One thing’s for certain: Kris Kristofferson is blameless. A solid if not
terribly nuanced actor, he plays James Averill, an upstanding marshal who
arrives Johnson County, Wyoming to investigate rumors of turmoil there. It’s
worse than he imagines; as the station agent explains when Averill arrives,
Johnson County (not Cimino) has become “the asshole of creation,” thanks to
ongoing bloodshed between wealthy WASP landowners and the immigrant settlers
who try to work their small parcels of land. The landowners are led by the
obscenely amoral Frank Canton (Sam Waterston, razor-sharp), who draws up a
“death list” of 125 Johnson County residents who are legally approved to be
killed under false accusations of thievery.
On the list is Ella Watson (Isabelle Huppert), the local whore who’s beloved by
Averill but also courted by Canton’s lackey and Averill’s old friend Nate
Champion (Christopher Walken). The personal and political tensions gather steam
until the film’s conclusion, a half-hour bloodbath that features at least half
a dozen poor decisions about plot (including one, involving a suicide, that’s
completely indefensible). Like The Deer Hunter, Cimino’s previous film, Heaven’

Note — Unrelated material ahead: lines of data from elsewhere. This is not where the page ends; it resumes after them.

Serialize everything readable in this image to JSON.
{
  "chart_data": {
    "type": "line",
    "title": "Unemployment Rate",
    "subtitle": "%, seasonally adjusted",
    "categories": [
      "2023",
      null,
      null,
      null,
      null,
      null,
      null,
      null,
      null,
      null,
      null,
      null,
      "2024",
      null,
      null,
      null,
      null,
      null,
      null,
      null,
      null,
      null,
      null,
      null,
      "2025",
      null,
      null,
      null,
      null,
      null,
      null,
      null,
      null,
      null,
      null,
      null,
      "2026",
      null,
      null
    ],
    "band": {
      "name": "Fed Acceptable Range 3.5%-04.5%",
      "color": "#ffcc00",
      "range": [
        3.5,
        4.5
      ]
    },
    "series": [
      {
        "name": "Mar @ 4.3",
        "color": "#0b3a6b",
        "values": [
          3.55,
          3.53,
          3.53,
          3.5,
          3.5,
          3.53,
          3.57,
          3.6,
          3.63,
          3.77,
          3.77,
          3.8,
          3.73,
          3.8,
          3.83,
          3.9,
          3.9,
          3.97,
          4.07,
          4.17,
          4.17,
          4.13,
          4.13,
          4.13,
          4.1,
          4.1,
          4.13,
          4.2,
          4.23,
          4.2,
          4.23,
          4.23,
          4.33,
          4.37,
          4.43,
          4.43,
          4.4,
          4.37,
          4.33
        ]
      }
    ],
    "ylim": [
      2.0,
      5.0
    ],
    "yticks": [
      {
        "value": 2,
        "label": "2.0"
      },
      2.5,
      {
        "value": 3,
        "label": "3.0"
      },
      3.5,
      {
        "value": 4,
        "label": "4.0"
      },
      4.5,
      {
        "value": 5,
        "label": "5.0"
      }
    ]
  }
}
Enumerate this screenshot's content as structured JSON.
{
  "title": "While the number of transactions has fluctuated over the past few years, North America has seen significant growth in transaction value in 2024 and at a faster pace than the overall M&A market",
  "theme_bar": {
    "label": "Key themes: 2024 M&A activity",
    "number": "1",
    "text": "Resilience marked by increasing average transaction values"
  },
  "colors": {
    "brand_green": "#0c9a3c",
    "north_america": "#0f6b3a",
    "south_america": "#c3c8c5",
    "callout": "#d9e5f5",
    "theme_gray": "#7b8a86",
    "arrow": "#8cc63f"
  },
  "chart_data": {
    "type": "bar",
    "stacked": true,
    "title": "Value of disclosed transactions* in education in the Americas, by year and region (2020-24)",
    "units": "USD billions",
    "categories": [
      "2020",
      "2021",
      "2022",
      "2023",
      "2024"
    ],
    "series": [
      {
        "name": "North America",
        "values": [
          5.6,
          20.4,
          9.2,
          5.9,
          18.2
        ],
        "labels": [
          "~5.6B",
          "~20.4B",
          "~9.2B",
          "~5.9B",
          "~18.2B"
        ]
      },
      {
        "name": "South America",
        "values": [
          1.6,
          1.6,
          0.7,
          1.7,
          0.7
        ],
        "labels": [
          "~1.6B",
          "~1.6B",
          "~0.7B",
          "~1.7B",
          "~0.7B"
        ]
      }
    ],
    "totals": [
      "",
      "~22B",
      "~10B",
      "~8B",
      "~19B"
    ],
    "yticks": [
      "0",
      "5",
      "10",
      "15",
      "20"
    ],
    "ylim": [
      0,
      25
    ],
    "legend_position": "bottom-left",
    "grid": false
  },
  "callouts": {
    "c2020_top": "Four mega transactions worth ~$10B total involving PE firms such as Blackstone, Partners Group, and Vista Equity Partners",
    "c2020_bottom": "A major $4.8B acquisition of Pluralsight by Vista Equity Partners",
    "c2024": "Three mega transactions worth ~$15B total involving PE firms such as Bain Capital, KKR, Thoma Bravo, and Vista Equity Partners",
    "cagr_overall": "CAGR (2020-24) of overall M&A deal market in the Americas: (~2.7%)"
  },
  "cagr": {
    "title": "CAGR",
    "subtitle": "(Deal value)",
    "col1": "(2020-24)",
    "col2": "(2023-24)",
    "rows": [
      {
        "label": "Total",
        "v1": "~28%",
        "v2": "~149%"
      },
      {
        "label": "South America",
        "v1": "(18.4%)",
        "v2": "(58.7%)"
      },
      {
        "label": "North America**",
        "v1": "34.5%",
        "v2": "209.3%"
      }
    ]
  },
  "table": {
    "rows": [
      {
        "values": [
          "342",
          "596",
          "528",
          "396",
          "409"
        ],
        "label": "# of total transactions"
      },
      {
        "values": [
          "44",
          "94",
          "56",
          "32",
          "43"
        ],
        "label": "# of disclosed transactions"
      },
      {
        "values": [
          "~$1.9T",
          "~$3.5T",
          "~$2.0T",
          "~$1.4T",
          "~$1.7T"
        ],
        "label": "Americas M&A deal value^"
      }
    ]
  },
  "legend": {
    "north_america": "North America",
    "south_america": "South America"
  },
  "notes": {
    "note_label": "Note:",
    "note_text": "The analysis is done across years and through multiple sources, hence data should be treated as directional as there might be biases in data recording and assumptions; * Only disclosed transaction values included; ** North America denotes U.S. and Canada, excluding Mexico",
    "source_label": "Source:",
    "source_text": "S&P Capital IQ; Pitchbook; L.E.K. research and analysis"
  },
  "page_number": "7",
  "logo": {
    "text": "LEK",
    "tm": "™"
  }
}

s Gate is supposed to be an allegorical tale about how easily American
pluralism can shift into authoritarianism. But Cimino has no real feel for his
characters – the immigrants who are supposed to be the heroes are given to us
as a weeping, screaming mass. Kristofferson’s Averill is appropriately stoic,
but he lacks layers. And Huppert’s casting as Ella was an enormous misstep.

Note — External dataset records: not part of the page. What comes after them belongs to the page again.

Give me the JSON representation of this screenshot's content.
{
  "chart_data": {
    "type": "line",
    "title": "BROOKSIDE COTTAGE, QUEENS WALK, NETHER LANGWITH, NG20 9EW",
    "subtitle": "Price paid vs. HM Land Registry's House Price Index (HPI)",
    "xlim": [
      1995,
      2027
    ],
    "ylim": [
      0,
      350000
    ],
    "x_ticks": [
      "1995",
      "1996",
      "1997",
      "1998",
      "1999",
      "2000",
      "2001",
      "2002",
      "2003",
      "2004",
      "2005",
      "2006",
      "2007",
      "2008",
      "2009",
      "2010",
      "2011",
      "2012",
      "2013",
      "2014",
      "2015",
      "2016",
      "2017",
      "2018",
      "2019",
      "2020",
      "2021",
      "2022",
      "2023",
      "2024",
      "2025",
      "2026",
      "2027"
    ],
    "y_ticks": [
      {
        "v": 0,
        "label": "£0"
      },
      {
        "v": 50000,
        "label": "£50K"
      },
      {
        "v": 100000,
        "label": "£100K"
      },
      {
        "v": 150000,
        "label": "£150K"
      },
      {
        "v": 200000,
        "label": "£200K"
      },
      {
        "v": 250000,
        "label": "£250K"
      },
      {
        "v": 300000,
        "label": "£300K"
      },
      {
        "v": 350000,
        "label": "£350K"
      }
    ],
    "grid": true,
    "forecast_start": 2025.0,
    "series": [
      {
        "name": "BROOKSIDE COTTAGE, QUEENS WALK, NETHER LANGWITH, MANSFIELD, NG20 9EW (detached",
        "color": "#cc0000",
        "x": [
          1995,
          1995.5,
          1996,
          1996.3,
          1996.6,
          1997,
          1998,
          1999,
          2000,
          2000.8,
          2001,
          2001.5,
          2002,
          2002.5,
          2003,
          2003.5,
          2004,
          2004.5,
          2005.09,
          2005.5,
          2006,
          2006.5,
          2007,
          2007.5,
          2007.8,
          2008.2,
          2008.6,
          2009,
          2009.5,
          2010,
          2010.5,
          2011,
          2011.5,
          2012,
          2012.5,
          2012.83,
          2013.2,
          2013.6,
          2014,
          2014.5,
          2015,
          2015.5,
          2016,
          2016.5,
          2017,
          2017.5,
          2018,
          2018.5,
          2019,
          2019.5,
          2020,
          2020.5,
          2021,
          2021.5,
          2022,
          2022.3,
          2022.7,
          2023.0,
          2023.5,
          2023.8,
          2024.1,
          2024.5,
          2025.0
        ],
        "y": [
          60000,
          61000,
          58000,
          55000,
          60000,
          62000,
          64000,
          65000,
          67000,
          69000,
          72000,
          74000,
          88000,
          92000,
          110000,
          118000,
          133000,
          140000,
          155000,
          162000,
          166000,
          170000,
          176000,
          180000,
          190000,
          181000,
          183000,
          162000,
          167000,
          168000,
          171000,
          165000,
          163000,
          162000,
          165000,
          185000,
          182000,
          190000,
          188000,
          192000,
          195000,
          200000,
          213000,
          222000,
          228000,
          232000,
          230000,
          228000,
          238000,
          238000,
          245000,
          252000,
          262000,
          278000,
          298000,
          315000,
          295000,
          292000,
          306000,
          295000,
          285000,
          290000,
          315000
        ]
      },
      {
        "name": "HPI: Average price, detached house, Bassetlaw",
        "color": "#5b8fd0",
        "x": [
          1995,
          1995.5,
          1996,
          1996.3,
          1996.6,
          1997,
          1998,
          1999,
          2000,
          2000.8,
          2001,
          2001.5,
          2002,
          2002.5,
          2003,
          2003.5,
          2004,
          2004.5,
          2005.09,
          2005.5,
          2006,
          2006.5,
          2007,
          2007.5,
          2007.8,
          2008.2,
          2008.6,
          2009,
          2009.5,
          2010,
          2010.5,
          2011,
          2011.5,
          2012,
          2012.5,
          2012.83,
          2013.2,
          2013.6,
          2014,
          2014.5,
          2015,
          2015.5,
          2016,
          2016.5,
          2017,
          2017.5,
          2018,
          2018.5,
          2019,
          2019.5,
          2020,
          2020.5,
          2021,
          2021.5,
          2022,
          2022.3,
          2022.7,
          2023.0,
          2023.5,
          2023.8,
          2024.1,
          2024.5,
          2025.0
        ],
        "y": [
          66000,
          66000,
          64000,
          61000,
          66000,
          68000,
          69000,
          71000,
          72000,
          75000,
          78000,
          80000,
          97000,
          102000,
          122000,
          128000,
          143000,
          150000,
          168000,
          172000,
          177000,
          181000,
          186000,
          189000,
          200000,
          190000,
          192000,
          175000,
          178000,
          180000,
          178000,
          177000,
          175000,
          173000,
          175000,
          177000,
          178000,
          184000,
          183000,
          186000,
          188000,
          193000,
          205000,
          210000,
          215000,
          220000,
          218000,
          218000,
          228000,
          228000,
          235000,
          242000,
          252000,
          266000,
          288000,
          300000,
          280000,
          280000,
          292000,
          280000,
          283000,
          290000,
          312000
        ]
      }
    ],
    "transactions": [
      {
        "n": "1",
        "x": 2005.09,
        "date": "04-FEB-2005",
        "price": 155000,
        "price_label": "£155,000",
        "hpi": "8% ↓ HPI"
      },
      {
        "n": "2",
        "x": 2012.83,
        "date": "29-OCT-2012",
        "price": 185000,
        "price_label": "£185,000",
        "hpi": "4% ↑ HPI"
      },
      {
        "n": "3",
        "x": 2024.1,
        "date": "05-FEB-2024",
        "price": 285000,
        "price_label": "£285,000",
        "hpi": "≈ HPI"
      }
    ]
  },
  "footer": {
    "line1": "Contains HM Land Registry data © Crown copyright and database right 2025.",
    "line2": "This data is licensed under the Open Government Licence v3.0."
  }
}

Speaking in a French accent so thick it’s occasionally indecipherable, she’s a
weak actress in a role that’s completely wrong for her. Plus, because she’s
supposed to be the fulcrum between Averill and Champion, she winds up dulling
those two characters as well.
Now, you’re probably thinking: What would help here is weighing down the movie
with a half-hour introduction set 20 years earlier that sheds precisely no
light on the main plot. More than the acting and the script, it’s the structure
of Heaven’s Gate that botches the film. To be fair, much of the movie looks
utterly gorgeous, and Cimino (along with cinematographer Vilmos Zsigmond)

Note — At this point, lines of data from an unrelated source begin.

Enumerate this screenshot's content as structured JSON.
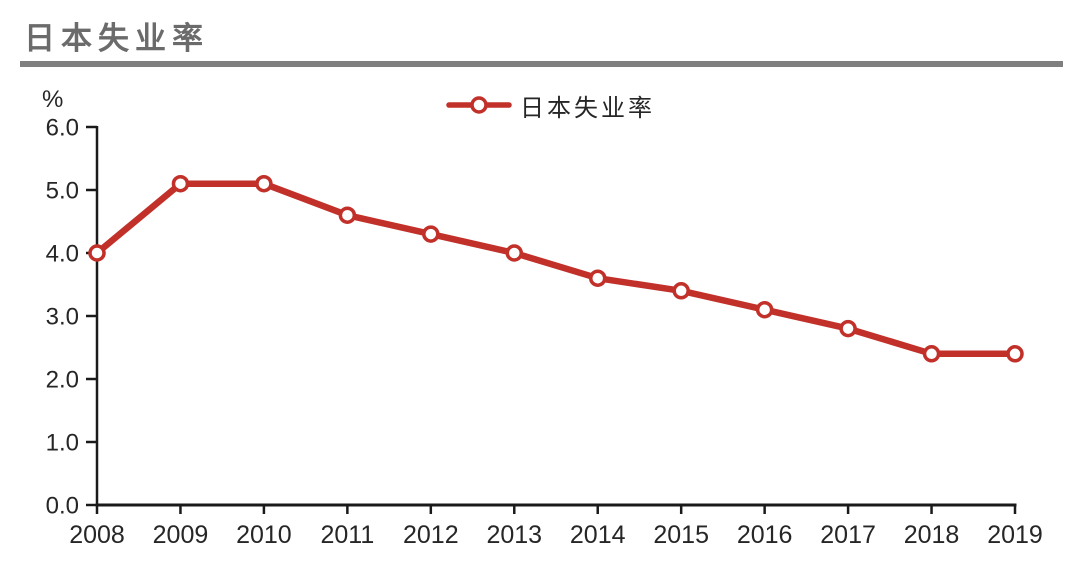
{
  "header": {
    "title": "日本失业率"
  },
  "colors": {
    "series_red": "#c2302a",
    "axis": "#1a1a1a",
    "tick_text": "#262626",
    "title_gray": "#6b6b6b",
    "divider_gray": "#7f7f7f",
    "marker_fill": "#ffffff"
  },
  "chart_data": {
    "type": "line",
    "title": "日本失业率",
    "ylabel": "%",
    "xlabel": "",
    "categories": [
      "2008",
      "2009",
      "2010",
      "2011",
      "2012",
      "2013",
      "2014",
      "2015",
      "2016",
      "2017",
      "2018",
      "2019"
    ],
    "series": [
      {
        "name": "日本失业率",
        "values": [
          4.0,
          5.1,
          5.1,
          4.6,
          4.3,
          4.0,
          3.6,
          3.4,
          3.1,
          2.8,
          2.4,
          2.4
        ]
      }
    ],
    "ylim": [
      0.0,
      6.0
    ],
    "ytick_values": [
      0,
      1,
      2,
      3,
      4,
      5,
      6
    ],
    "ytick_labels": [
      "0.0",
      "1.0",
      "2.0",
      "3.0",
      "4.0",
      "5.0",
      "6.0"
    ],
    "grid": false,
    "legend_position": "top-center",
    "marker_style": "open-circle"
  }
}
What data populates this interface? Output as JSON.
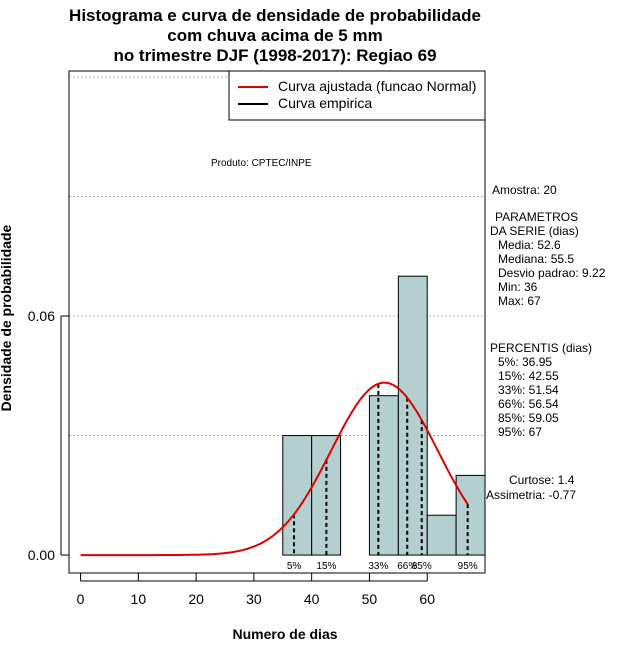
{
  "chart_data": {
    "type": "bar",
    "title_lines": [
      "Histograma e curva de densidade de probabilidade",
      "com chuva acima de 5 mm",
      "no trimestre DJF (1998-2017): Regiao 69"
    ],
    "xlabel": "Numero de dias",
    "ylabel": "Densidade de probabilidade",
    "xlim": [
      -2,
      70
    ],
    "ylim": [
      -0.0045,
      0.1215
    ],
    "x_ticks": [
      "0",
      "10",
      "20",
      "30",
      "40",
      "50",
      "60"
    ],
    "y_ticks": [
      "0.00",
      "0.06"
    ],
    "hist": {
      "bins": [
        35,
        40,
        45,
        50,
        55,
        60,
        65,
        70
      ],
      "density": [
        0.03,
        0.03,
        0.0,
        0.04,
        0.07,
        0.01,
        0.02
      ],
      "color": "#b4cfcf"
    },
    "normal_curve": {
      "mean": 52.6,
      "sd": 9.22,
      "x_from": 0,
      "x_to": 67,
      "color": "#e00000",
      "name": "Curva ajustada (funcao Normal)"
    },
    "empirical_curve": {
      "name": "Curva empirica",
      "color": "#000000"
    },
    "percentile_lines": [
      {
        "label": "5%",
        "x": 36.95
      },
      {
        "label": "15%",
        "x": 42.55
      },
      {
        "label": "33%",
        "x": 51.54
      },
      {
        "label": "66%",
        "x": 56.54
      },
      {
        "label": "85%",
        "x": 59.05
      },
      {
        "label": "95%",
        "x": 67
      }
    ],
    "grid": true
  },
  "produto": "Produto: CPTEC/INPE",
  "stats": {
    "amostra": "Amostra: 20",
    "param_lines": [
      "PARAMETROS",
      "DA SERIE (dias)",
      "Media: 52.6",
      "Mediana: 55.5",
      "Desvio padrao: 9.22",
      "Min: 36",
      "Max: 67"
    ],
    "percentil_lines": [
      "PERCENTIS (dias)",
      "5%: 36.95",
      "15%: 42.55",
      "33%: 51.54",
      "66%: 56.54",
      "85%: 59.05",
      "95%: 67"
    ],
    "curtose": "Curtose: 1.4",
    "assimetria": "Assimetria: -0.77"
  }
}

meticulously crafted dozens of shots that look as well-lit and well-composed as
paintings. The size of the Great Plains are exploited well in the panoramic
shots of the region, capturing the sky, mountains, and general enormity of the
landscape. And however foolhardy Cimino’s accounting was, the money is there on
the screen. The shots of Casper, stuffed full of extras and with buildings
stretching far into the distance, give a real sense of both the place and its
lawlessness.
But those strengths never congeal into a solid narrative; it’s just Cimino
showing off how big he is. The only version that now makes the rounds on video
is 219 minutes long, the same one that was first released in 1980 and panned
mercilessly; a later release cut out over an hour. But getting rid of some
length doesn’t help here, in the same way that cutting off an arm doesn’t help
when the cancer’s spread to the whole body. Cimino doesn’t seem to know the
people he’s putting on screen, and worse he doesn’t seem to like them much. The
same confused contempt he seemed to have for the townspeople in The Deer Hunter
bled into Heaven’s Gate as well. A misanthrope to the core, there was no way
his attitude could make an effective, trustworthy story about America. Cimino
had artistry in spades, but he had no art.